Speaking of things to be embarrassed by, I can't believe I never realized just how much Thundarr borrowed from Star Wars. I also LOVED that show.
posted by MCMikeNamara at 8:53 AM on March 5, 2012 [3 favorites]


I was lying upside down on my couch after school, watching the intro for M.A.S.K. after watching GI *Joe, upside-down of course with my head hanging off the edge, when I had my first inkling that maybe there was more to life than just wasting time watching cartoons in the time between school and going to bed. I don't know what prompted that bit of self-awareness. It was something like, "this doesn't seem like a good reason to be alive, you know, watching this stuff." But the M.A.S.K. theme song was really great and I think I got pretty distracted from my teen-aged introspection.

If I was to put my life down in a memoir, I'd probably pin that afternoon as the time when I lost my child-like Buddha-nature. It's all been down-hill since then, really.
posted by seanmpuckett at 8:55 AM on March 5, 2012 [5 favorites]


I had my first inkling that maybe there was more to life than just wasting time watching cartoons

Don't worry, you'll snap out of it eventually.
posted by ShutterBun at 10:04 AM on March 5, 2012


Somebody once told me what M.A.S.K stood for: Machines Are Sports Kars.
posted by anazgnos at 10:06 AM on March 5, 2012


The Wikipedia entry lists the following episode titles:

Rubik Run
Rubik is Rich
Rubik Redux
Rubik at Rest

If that is, in fact, not a Wiki-joke, it's kinda brilliant.
posted by Bummus at 10:10 AM on March 5, 2012 [2 favorites]


This website, which I'm prepared to consider an authority, seems to indicate that those titles are inaccurate (though funny)
posted by ShutterBun at 10:18 AM on March 5, 2012 [2 favorites]


rocketman: "...I was five, those are foggy times in my head."

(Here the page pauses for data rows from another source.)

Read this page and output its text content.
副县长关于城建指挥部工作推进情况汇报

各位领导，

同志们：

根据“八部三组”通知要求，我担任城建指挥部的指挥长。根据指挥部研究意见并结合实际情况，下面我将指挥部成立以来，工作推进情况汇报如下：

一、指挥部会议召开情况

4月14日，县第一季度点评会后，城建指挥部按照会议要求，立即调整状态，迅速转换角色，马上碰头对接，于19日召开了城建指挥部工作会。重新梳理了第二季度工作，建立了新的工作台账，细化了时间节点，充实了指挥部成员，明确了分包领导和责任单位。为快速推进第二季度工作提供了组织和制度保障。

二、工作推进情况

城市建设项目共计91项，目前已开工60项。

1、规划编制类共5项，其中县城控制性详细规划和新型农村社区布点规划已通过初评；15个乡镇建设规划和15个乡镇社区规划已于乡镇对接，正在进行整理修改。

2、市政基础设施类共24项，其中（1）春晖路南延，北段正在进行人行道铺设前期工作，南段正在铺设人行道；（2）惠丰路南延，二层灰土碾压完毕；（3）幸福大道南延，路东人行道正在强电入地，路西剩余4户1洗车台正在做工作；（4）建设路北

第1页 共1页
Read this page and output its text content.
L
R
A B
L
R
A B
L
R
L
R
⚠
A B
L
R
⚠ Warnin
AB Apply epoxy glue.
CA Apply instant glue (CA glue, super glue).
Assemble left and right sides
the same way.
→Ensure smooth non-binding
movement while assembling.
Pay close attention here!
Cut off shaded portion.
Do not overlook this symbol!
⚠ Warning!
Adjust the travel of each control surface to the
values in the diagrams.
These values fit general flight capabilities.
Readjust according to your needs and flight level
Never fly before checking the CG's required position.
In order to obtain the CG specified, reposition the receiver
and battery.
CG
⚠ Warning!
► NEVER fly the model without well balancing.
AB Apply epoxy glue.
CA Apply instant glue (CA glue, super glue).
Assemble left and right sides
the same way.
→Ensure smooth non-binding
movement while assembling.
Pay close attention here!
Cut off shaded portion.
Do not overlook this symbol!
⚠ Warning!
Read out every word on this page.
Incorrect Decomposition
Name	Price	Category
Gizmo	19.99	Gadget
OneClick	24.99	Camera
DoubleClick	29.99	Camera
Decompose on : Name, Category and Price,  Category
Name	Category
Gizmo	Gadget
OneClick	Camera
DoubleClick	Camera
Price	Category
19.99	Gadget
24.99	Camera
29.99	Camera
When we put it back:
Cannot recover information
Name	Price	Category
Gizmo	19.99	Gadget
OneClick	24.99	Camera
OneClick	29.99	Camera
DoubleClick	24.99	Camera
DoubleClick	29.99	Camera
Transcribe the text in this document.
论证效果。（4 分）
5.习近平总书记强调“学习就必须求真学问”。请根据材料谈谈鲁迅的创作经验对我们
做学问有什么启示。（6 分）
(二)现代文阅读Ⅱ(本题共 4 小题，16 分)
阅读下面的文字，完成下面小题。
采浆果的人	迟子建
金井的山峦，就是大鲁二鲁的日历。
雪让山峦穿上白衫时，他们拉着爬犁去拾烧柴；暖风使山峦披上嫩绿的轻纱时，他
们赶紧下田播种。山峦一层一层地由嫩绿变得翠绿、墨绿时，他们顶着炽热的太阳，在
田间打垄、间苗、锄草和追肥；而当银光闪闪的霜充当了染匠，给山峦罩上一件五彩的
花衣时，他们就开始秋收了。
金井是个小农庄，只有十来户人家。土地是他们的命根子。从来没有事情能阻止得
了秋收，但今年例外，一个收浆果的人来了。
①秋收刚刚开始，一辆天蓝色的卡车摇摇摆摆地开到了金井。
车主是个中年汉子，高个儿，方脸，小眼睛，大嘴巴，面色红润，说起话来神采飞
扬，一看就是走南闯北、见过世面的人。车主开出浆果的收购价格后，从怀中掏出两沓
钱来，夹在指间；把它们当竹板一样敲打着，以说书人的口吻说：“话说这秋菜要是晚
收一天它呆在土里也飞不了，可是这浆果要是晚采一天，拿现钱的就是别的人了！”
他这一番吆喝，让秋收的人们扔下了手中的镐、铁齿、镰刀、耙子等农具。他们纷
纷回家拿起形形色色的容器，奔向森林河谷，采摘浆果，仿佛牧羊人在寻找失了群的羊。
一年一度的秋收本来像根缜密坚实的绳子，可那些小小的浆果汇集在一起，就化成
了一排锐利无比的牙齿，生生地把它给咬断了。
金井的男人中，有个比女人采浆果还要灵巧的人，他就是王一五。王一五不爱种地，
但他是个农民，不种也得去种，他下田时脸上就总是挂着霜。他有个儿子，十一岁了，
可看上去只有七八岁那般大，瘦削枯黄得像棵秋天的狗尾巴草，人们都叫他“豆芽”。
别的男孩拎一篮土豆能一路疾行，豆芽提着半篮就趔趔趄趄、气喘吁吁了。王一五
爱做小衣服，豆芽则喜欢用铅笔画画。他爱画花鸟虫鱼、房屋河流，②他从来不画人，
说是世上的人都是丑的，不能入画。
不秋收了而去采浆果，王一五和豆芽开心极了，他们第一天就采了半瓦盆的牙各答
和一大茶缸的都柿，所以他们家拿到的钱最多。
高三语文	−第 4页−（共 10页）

Too much pixie-stix, fun-dip and big league chew, eh? I hope Nancy's propaganda campaign let you see the light and come clean...
posted by symbioid at 12:00 PM on March 5, 2012


So - yeah. Pac-Man, Q-Bert, Galaxy High, Rubik's, Mr. T, Punky Brewster, Menudo, Mary Lou Retton, Captain N. Oh dear, all those 80s shows. I'm not sure if that was some awesome shit or scary shit or a bit of both.

Speaking of Pac-Man... They're making a new Pac-Man cartoon.

Joystiq mentions it, and they share a little clip from the old 80s cartoon as well...
posted by symbioid at 12:03 PM on March 5, 2012


This was one of the things in the eighties that made the possibility of nuclear war seem a little less intolerable.
posted by sonascope at 2:38 PM on March 5, 2012 [3 favorites]


The 80's also gave the world this:
"Gyrations atop a giant Rubik’s cube? Check. Uber groiny, hardbodied ballet dancers in metallic bowler shoes? Check. Intimated BJ three-way with male Moschino models? Check. Glittering Mickey Mouse butt cleavage? OKAY NOW THAT’S JUST GOING TOO FAR."
posted by iviken at 2:58 PM on March 5, 2012 [2 favorites]


I find it hard to get nostalgic about an extra-long toy advertisement.
posted by George Lucas at 3:51 PM on March 5, 2012 [3 favorites]


Ruby-Spears also brought us the awesome Thundarr the Barbarian, one of the better thing about 80s Saturday Mornings.